Wednesday morning, water from the reservoir began rushing into the Ninnescah River at record rates. the river has several towns along its route downstream, including Clearwater.
Wednesday afternoon, Sedgwick County reports "early indications are that the release from Cheney Lake is is having a minimal effect downstream."
"Through first-hand observations, the North Fork is running higher than normal and low-lying areas immediately surrounding the river are flooded," the county says.
As of about 4:45 p.m. Wednesday, the county says the release hadn't required any special action and "there is no need to close the main roads at this time." It says output is expected to stay at about 4,000 cubic feet per second "for the immediate future."
"This likely will cause more river-adjacent flooding and perhaps a few more rural road closures, but in the short term, Sedgwick County Emergency Management is not expecting any new significant impact on the North Fork," the county says.
It says effects downstream in the lower portion of the river are less noticeable.
"While output has been increasing in the North Fork, the flow has been decreasing in the South Fork at almost the same rate, and the deeper and wider channel in this part of the river has minimized," the county says.
Still, people downstream are concerned with the excess water in the Ninnescah River and more chances for rain coming in the days ahead through Memorial Day.
In one Clearwater neighborhood, neighbors set out their own ruler to judge how far the water is rising, which ultimately determines if they need to evacuate. There isn't much more to go.
"I'm the eternal optimist, so i"m hoping that we will be OK," says Joyce Kliminski who lives next to a water-covered field in Clearwater. "It's already receded, so we are hoping that gives us a couple inches to play with."
But Kliminski knows the worst of the flooding could be coming soon with with water rushing through the Cheney Reservoir floodgates, sending thousands of gallons of water downstream.
Kliminski and others on her street took the day off Wednesday to make sure they're ready to evacuate if they have to. She says all she and her family can do is wait.
"Yo have to risk the few to save the greater," she says.
The level of Cheney Lake continues to rise, leading to a potentially dramatic move Wednesday morning.
Sedgwick County Tuesday afternoon issued a news release saying it will be necessary to open the floodgates early Wednesday morning to lower the reservoir.
"Even with this release, the forecast is for Cheney Lake to reach a record height of 1,430.5 feet. At 6 a.m. Wednesday morning, May 22, the gates will open gradually until completely open by early Wednesday afternoon," the county says.
Sedgwick County says release water will flow first along the 15 miles of the North Fork of the Ninnescah River from below the dam "to confluence with the South Fork."
"This portion will overflow by 8 a.m. Wednesday," the county says. "The extent of the flooding in the north branch from this release is presently undetermined. This channel's normal water capacity is 1,500 cubic feet per second and it will have about 4,200 cubic feet per second flowing through when the gates are opened."

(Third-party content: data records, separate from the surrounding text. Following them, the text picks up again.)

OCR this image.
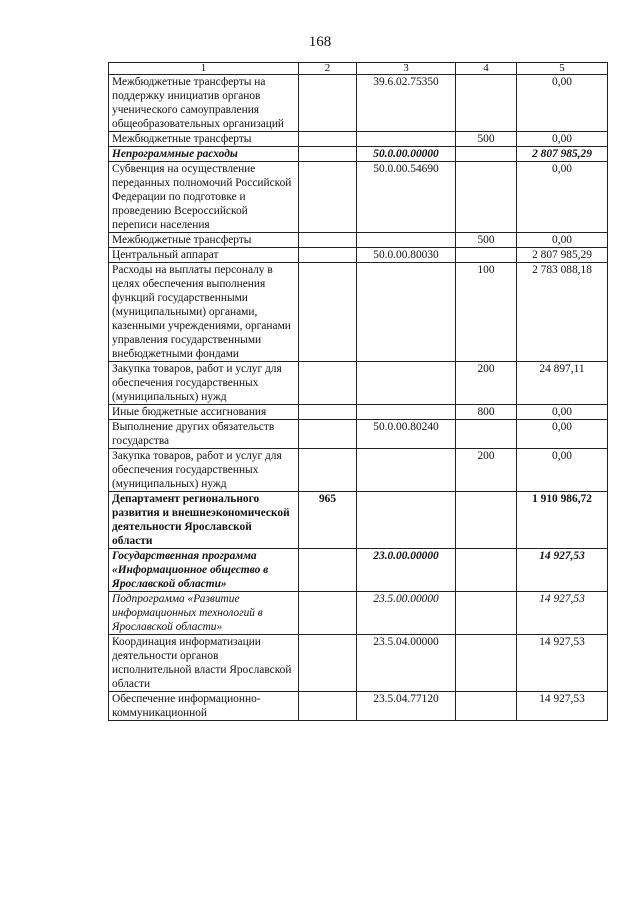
168
1	2	3	4	5
Межбюджетные трансферты на поддержку инициатив органов ученического самоуправления общеобразовательных организаций		39.6.02.75350		0,00
Межбюджетные трансферты			500	0,00
Непрограммные расходы		50.0.00.00000		2 807 985,29
Субвенция на осуществление переданных полномочий Российской Федерации по подготовке и проведению Всероссийской переписи населения		50.0.00.54690		0,00
Межбюджетные трансферты			500	0,00
Центральный аппарат		50.0.00.80030		2 807 985,29
Расходы на выплаты персоналу в целях обеспечения выполнения функций государственными (муниципальными) органами, казенными учреждениями, органами управления государственными внебюджетными фондами			100	2 783 088,18
Закупка товаров, работ и услуг для обеспечения государственных (муниципальных) нужд			200	24 897,11
Иные бюджетные ассигнования			800	0,00
Выполнение других обязательств государства		50.0.00.80240		0,00
Закупка товаров, работ и услуг для обеспечения государственных (муниципальных) нужд			200	0,00
Департамент регионального развития и внешнеэкономической деятельности Ярославской области	965			1 910 986,72
Государственная программа «Информационное общество в Ярославской области»		23.0.00.00000		14 927,53
Подпрограмма «Развитие информационных технологий в Ярославской области»		23.5.00.00000		14 927,53
Координация информатизации деятельности органов исполнительной власти Ярославской области		23.5.04.00000		14 927,53
Обеспечение информационно-коммуникационной		23.5.04.77120		14 927,53
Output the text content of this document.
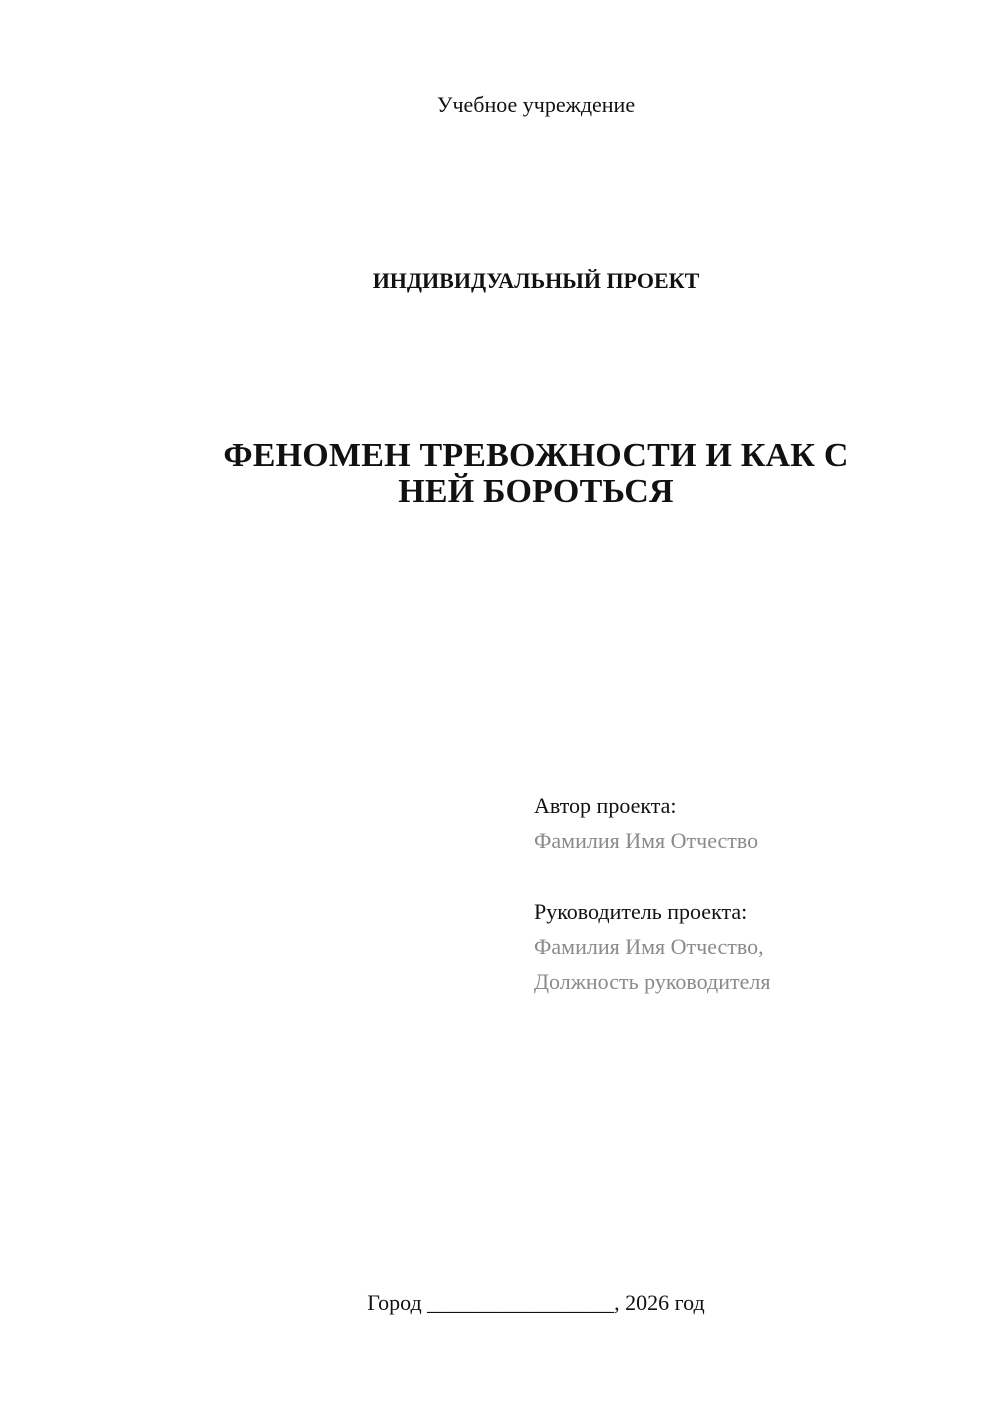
Учебное учреждение
ИНДИВИДУАЛЬНЫЙ ПРОЕКТ
ФЕНОМЕН ТРЕВОЖНОСТИ И КАК С
НЕЙ БОРОТЬСЯ
Автор проекта:
Фамилия Имя Отчество
Руководитель проекта:
Фамилия Имя Отчество,
Должность руководителя
Город _________________, 2026 год
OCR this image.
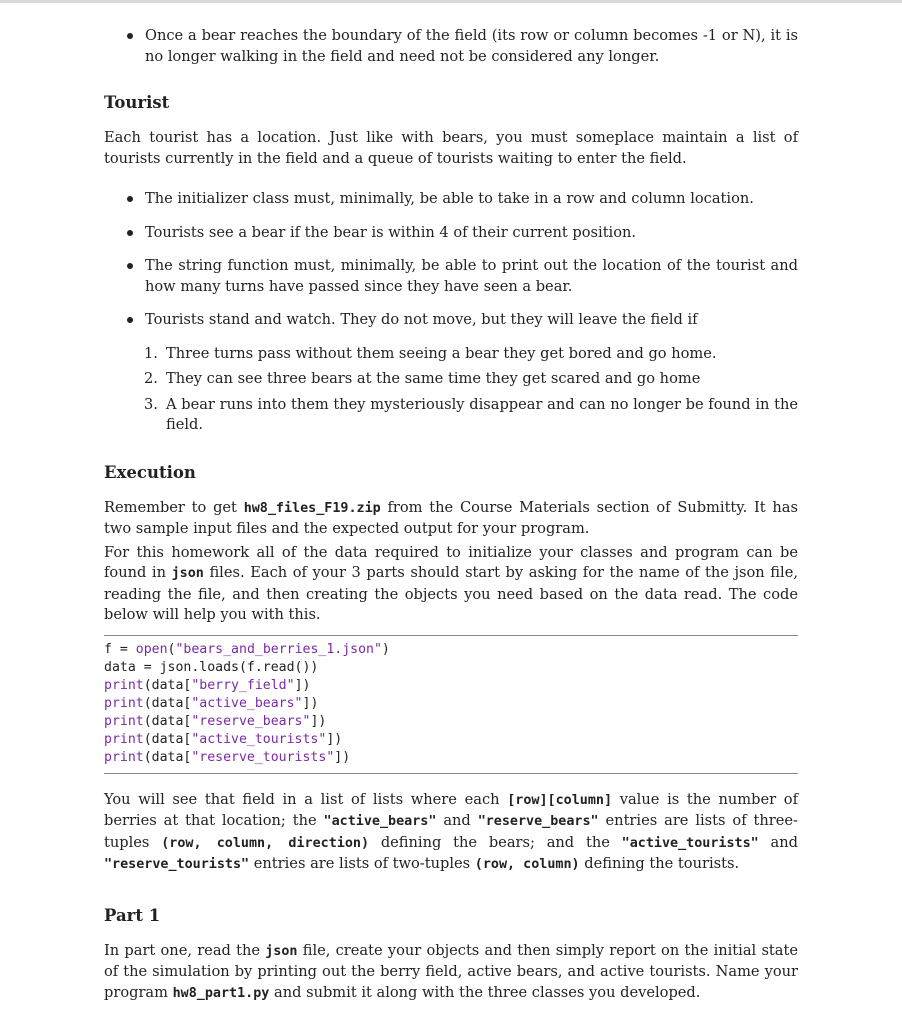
Once a bear reaches the boundary of the field (its row or column becomes -1 or N), it is no longer walking in the field and need not be considered any longer.
Tourist

Each tourist has a location. Just like with bears, you must someplace maintain a list of tourists currently in the field and a queue of tourists waiting to enter the field.

The initializer class must, minimally, be able to take in a row and column location.
Tourists see a bear if the bear is within 4 of their current position.
The string function must, minimally, be able to print out the location of the tourist and how many turns have passed since they have seen a bear.
Tourists stand and watch. They do not move, but they will leave the field if
1. Three turns pass without them seeing a bear they get bored and go home.
2. They can see three bears at the same time they get scared and go home
3. A bear runs into them they mysteriously disappear and can no longer be found in the field.
Execution

Remember to get hw8_files_F19.zip from the Course Materials section of Submitty. It has two sample input files and the expected output for your program.

For this homework all of the data required to initialize your classes and program can be found in json files. Each of your 3 parts should start by asking for the name of the json file, reading the file, and then creating the objects you need based on the data read. The code below will help you with this.

f = open("bears_and_berries_1.json")
data = json.loads(f.read())
print(data["berry_field"])
print(data["active_bears"])
print(data["reserve_bears"])
print(data["active_tourists"])
print(data["reserve_tourists"])

You will see that field in a list of lists where each [row][column] value is the number of berries at that location; the "active_bears" and "reserve_bears" entries are lists of three-tuples (row, column, direction) defining the bears; and the "active_tourists" and "reserve_tourists" entries are lists of two-tuples (row, column) defining the tourists.

Part 1

In part one, read the json file, create your objects and then simply report on the initial state of the simulation by printing out the berry field, active bears, and active tourists. Name your program hw8_part1.py and submit it along with the three classes you developed.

The county says the impact on areas farther downstream near Clearwater, Peck, and into Sumner County will be better known "once the River Forecast Center issues an updated outlook for the lower portion of the river."
"In general, people who live along the river, especially in areas prone to flooding, should take appropriate precautions now, and be prepared to evacuate to higher ground if necessary," Sedgwick County says. "This certainly will cause additional or prolonged road flooding along the river."